The first ever United States hosted social circus festival took place early this August at CircEsteem. Since 2001 their mission has been to “help youth build self-esteem and create safe and diverse communities through the learning of circus arts.” This year they took it up a notch by hosting two major events back-to-back over the summer, both the Chicago Social Circus Festival and an International Social Circus Exchange with Red Nose Foundation (where they hosted circus youth form Indonesia after having their teen troupe visit Indonesia there last year).
Four major US social circuses were invited to participate in this year’s inaugural event: Circus Harmony (St. Louis, Missouri), Fern Street Circus (San Diego, California), Wise Fool New Mexico Circus (New Mexico) and CircEsteem (the Chicago, Illinois hosts).
Festival organizer Dan Roberts says the festival was all for the benefit of the youth and focused on their activities, which ranged from beach visits, to street performances and from show development to workshops. “It started with each group performing for each other, then progressed to kids teaching kids, then kids creating acts with kids, and will culminate in kids performing with kids.” He went on to explain how when the groups first arrived, they got acquainted by performing their troupe show for each other. Roberts says he hopes to grow the festival and make it a biennial occurrence so it doesn’t distract from the biennial AYCO conference, which is a big draw for social circus groups as well.
Becky Kern-Ryan, a Circus Harmony mom (to Ethan 14) said this part was really key in each group appreciating the other for their achievements. “When they were presenting their own circus it was really cool how the enthusiasm in the group was and how they were noting new techniques in circus,” she explained.

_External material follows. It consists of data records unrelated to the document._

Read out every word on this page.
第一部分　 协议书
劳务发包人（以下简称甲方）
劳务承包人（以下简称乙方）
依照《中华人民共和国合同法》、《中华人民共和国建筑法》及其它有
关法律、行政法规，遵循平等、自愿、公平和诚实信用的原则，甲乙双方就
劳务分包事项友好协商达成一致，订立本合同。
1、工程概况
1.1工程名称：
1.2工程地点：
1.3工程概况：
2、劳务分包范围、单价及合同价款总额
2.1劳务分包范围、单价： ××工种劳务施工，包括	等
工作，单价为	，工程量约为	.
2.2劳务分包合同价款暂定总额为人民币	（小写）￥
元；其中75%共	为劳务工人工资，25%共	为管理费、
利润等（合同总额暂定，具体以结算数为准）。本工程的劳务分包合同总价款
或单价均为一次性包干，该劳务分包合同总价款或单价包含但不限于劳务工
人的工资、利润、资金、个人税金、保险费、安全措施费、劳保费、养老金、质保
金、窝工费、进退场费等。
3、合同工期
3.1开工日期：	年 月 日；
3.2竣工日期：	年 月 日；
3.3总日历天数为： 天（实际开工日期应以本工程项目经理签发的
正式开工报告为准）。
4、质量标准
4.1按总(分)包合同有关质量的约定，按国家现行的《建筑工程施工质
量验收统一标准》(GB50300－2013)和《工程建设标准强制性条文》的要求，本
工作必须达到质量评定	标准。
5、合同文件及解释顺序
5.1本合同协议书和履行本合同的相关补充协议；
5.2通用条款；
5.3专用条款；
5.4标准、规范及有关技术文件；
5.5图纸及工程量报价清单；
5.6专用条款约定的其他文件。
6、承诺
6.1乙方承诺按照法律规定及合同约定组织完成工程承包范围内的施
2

The four troupes performed a street show at Maxewell Street flea market on Sunday (as part of DCASE) and managed another street show at Argyll Street before performing their collaborative performance twice, once for the north side of Chicago and once for the south side.
Circus Harmony founder Jessica Hentoff gave us the run-down on some of the favorite moments, “The most amazing things I witnessed here are when the students are working with each other. One of our students taught another boy from another program how to do hand-to-hand and it was life changing for that young man.”
She also pointed out how circus students gain perspective as well as skills, “While I know my students are going to gain new skills from programs that do things that we absolutely don’t do, what’s interesting is that they also are gaining an appreciation for our program and how we do things.”
Leah Bailey, mom of two young circus performers in Circus Harmony’s program (Philip 7 & Dennis 11) described how the festival effected her children “The main thing for them has been learning from other kids. They are pretty accustomed the the St. Louis group. My youngest gets a ‘sibling feel’ and shuts down to taking direction from others so coming to this festival means they get to learn things they never learned before from new people. They’ve never put on stilts or did the German Wheel. They get to learn all these new things from new people who are excited about sharing their specialty.”
Kern-Ryan agreed, “Its been very interesting to see the different cultures of the circuses. They all do things a little bit differently. And watching the friendships form is fascinating. Its been a combination of both skill development and social connections.”
Bailey explained how at their circus classes at home, they were often focused on one or two disciplines and and how the option to work as a new team here paradoxically gave them each a little more autonomy and a chance to explore new directions,“Kids self-selected their activities based on interest and you see them up there aligning to each other and talking each other through it and giving each other encouragement. There were some juggling jams where they just started doing stuff. They had a little more freedom to try different things at their own pace. That was probably one of my favorite parts.”
Each social circus group really does do things differently, as they come from different regions of the country and serve different populations. Wise Fool New Mexico for example, has a history steeped in working with puppets as a way to increase civic engagement—often participating in parades and local events. So they taught a puppetry workshop as well as a stilts workshop. CircEsteem has a history of working with students newly immigrated from Africa, and has recently started working with gang populations, so their focus is often intensely based on creating a family environment and a safe space for youth to achieve excellence academically while also building circus skills. Although these differences may seem significant to the coaches and parents involved in the event, one look at the children involved showed the true benefits of social circus for all— a group of kids of all ages, backgrounds and races working seamlessly together to help each other improve their skills and put on a group show in the most organic of ways, child-led, but with a little help from their coaches.
Feature photo caption: Jessica Hentoff leads the opening number rehearsal with style.